As a college student and young photographer I had this belief that only people who would make it as photographers were accepted into the workshop. I recognize that just isn't the case. I know plenty of excellent shooters who never got into EAW. I took each rejection personally; I had an immense feeling of disappointment in myself and my work. It changed my whole approach to shooting, for the worse. The months leading up to when the final submission was due and the months following when the class was announced; I shot photos based on one thought: "will this get me into Eddie Adams?"

My first submission

My second submission

My third submission

Following my last internship in 2012, I went a year without job involving photography or photojournalism. I couldn't get an internship or a job so I returned to my parents house and worked at the same job I did in high school because I had bills to pay. It was a very humbling time. Almost a full year later I got my first job as a newspaper photographer.

While working in Natchez, MS I became frustrated with how I was shooting. I talked with my editor, Ben Hillyer, about my struggles and how I couldn't feel any progress. That's when he suggested that for Lent I give up looking at any other photographs other than my own. For 40 days, I stopped looking at LensBlog, the Big Picture, National Geographic and other photographer's websites and blogs. Ben's advice: stop trying to force myself to make pictures that I wouldn't normally see. He said I was trying too hard to replicate images I saw other photographers make and I wasn't as successful because I was trying to shoot in a way that wasn't my own.

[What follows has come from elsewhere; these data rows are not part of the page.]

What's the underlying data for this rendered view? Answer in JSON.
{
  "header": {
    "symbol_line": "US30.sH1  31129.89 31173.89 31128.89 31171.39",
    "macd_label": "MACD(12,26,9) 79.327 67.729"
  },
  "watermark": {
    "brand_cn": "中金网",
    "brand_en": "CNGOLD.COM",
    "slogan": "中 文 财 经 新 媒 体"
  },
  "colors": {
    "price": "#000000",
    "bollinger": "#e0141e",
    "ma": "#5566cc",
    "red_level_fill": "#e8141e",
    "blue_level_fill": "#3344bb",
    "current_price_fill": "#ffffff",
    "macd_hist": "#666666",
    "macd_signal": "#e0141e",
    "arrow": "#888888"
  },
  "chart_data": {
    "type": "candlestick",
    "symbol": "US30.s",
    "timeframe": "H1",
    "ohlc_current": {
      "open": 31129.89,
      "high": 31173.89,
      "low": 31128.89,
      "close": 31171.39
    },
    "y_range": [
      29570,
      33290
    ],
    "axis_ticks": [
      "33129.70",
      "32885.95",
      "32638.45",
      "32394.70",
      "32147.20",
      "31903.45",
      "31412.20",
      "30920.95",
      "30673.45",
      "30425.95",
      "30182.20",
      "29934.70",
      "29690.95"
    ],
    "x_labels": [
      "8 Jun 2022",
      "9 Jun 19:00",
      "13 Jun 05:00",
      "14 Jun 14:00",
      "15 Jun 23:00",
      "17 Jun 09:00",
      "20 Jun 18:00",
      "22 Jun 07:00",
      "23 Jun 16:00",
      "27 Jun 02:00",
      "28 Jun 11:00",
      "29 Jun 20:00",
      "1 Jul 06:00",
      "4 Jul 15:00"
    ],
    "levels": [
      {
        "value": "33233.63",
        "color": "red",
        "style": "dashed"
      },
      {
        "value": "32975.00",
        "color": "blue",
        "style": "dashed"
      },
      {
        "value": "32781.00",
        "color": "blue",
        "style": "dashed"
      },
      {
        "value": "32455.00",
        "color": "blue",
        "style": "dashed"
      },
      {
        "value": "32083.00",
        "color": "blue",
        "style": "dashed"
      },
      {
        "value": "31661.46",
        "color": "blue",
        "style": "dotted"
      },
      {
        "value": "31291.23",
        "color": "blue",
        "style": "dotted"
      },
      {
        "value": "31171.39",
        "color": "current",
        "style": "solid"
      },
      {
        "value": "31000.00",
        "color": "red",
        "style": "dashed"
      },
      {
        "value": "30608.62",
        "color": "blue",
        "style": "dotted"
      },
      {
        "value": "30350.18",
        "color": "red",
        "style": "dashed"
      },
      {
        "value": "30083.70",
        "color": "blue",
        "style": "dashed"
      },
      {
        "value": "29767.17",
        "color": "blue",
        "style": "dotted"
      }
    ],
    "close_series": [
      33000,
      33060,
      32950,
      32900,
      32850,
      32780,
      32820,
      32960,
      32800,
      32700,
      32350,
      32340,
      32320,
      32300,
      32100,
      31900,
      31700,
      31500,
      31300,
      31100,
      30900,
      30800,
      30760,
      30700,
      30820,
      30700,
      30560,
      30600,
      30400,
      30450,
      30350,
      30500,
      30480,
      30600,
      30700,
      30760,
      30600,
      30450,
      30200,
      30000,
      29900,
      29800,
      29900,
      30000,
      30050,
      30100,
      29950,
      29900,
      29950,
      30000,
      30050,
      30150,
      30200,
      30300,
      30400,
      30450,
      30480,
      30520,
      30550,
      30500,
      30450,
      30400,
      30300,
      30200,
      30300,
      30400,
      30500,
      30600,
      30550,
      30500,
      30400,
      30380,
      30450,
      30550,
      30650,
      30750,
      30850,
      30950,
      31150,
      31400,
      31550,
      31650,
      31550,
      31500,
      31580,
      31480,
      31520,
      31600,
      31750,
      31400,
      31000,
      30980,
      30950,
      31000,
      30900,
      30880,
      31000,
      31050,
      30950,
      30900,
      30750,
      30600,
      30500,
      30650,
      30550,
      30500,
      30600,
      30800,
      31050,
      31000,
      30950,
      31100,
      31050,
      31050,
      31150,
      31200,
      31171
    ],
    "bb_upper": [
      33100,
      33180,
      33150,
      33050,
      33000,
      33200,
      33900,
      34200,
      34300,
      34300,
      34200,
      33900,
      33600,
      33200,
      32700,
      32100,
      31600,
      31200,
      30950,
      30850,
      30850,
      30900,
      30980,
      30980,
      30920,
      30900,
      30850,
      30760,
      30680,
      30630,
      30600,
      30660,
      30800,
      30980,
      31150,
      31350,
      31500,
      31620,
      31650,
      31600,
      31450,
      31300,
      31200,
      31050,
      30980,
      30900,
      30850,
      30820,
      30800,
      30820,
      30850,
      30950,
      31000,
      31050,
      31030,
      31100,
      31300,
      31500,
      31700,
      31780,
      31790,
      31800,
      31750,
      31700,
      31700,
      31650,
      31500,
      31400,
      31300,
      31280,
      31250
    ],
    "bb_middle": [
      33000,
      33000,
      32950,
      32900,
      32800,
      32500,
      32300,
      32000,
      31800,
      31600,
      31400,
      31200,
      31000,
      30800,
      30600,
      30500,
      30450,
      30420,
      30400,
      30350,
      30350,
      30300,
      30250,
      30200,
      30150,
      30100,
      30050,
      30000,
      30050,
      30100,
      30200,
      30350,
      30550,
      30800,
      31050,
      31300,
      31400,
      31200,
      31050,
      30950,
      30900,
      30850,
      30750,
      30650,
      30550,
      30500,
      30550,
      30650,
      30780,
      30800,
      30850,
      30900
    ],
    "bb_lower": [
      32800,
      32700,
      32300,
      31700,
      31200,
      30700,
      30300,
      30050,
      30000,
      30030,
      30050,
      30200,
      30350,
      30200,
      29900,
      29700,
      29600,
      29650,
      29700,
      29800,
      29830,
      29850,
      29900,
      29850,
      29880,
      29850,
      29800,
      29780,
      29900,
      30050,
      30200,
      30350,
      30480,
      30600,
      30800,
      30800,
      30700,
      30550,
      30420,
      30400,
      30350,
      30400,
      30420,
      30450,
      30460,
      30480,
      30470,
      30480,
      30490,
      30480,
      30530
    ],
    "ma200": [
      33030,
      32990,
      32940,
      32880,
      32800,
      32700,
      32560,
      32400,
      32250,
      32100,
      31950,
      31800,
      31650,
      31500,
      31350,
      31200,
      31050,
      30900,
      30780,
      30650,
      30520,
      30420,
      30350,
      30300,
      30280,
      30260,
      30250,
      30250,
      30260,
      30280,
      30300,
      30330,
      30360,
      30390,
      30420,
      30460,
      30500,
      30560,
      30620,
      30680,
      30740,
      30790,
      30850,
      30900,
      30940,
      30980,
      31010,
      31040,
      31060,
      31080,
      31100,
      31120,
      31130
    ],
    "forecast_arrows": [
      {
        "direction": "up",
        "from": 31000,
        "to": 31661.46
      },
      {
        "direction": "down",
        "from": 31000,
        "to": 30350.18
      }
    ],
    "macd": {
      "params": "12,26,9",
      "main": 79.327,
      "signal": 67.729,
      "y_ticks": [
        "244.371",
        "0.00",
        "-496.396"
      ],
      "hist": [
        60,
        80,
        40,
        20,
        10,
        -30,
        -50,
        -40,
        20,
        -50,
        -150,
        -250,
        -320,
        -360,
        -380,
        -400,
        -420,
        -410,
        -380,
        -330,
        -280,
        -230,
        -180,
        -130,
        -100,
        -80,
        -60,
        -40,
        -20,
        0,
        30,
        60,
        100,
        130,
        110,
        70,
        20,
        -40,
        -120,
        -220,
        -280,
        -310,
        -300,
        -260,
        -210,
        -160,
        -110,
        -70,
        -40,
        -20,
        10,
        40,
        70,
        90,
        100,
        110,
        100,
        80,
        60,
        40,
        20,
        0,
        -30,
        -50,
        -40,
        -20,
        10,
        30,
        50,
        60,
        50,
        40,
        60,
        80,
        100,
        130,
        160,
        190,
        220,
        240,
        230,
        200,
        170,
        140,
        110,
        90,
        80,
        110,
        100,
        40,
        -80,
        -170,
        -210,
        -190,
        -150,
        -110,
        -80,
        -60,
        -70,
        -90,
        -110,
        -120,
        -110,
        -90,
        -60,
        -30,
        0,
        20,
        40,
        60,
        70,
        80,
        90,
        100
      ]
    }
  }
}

Those 40 days inspired me to take an extended Lenten break from EAW. In 2014 I didn't submit a portfolio, I didn't look at the website and I didn't Google anyone who was accepted into the class that year. I didn't like the photographer I was becoming. I didn't start taking pictures because I thought somewhere in the distant future I would win awards or get into workshops. Instead I took the year to  shoot what I wanted to shoot, regardless of whether or not I thought someone else would like it, and I shot what was interesting to me. So for a year, I shot photos because I love taking pictures and being a visual story-teller.

I believe the year long break helped to realign my photographic priorities, it's something I would suggest to all young photographers. To break away from trying to mold your work into what you think editors want, or what you think will get you hired. Instead of focusing on what others want, go to what makes you excited to be a photographer; go to what makes you curious. For me, it is a single mother and her daughter. Working on their story constantly makes me want to know more, dive deeper into social aspects and I'm always excited to plan time to shoot with them. Part of their story is what I submitted this year.

My final submission

Wednesday, June 24, 2015

Dana Hahn

Two weeks ago my first story and photo story was published. I followed Dana Hahn, a Midland Public Schools bus driver who's worked for the school system for 34 years, from March til the end of the year. She is an incredible lady and was a blast to hangout with. Here's the final print edit and some of my favorites that didn't fit the story but I liked'em. Big thanks to Neil Blake and Nick King who helped me edit and who did the page design and of course to Dana.


Tuesday, June 23, 2015


As it's almost the end of June I figure I should update my blog with photos from May and June. It seems like since spring and now summer has come to Michigan my whole color palette has been affected. I love that now when I drive anywhere the trees are full and there are still some spring flowers in bloom.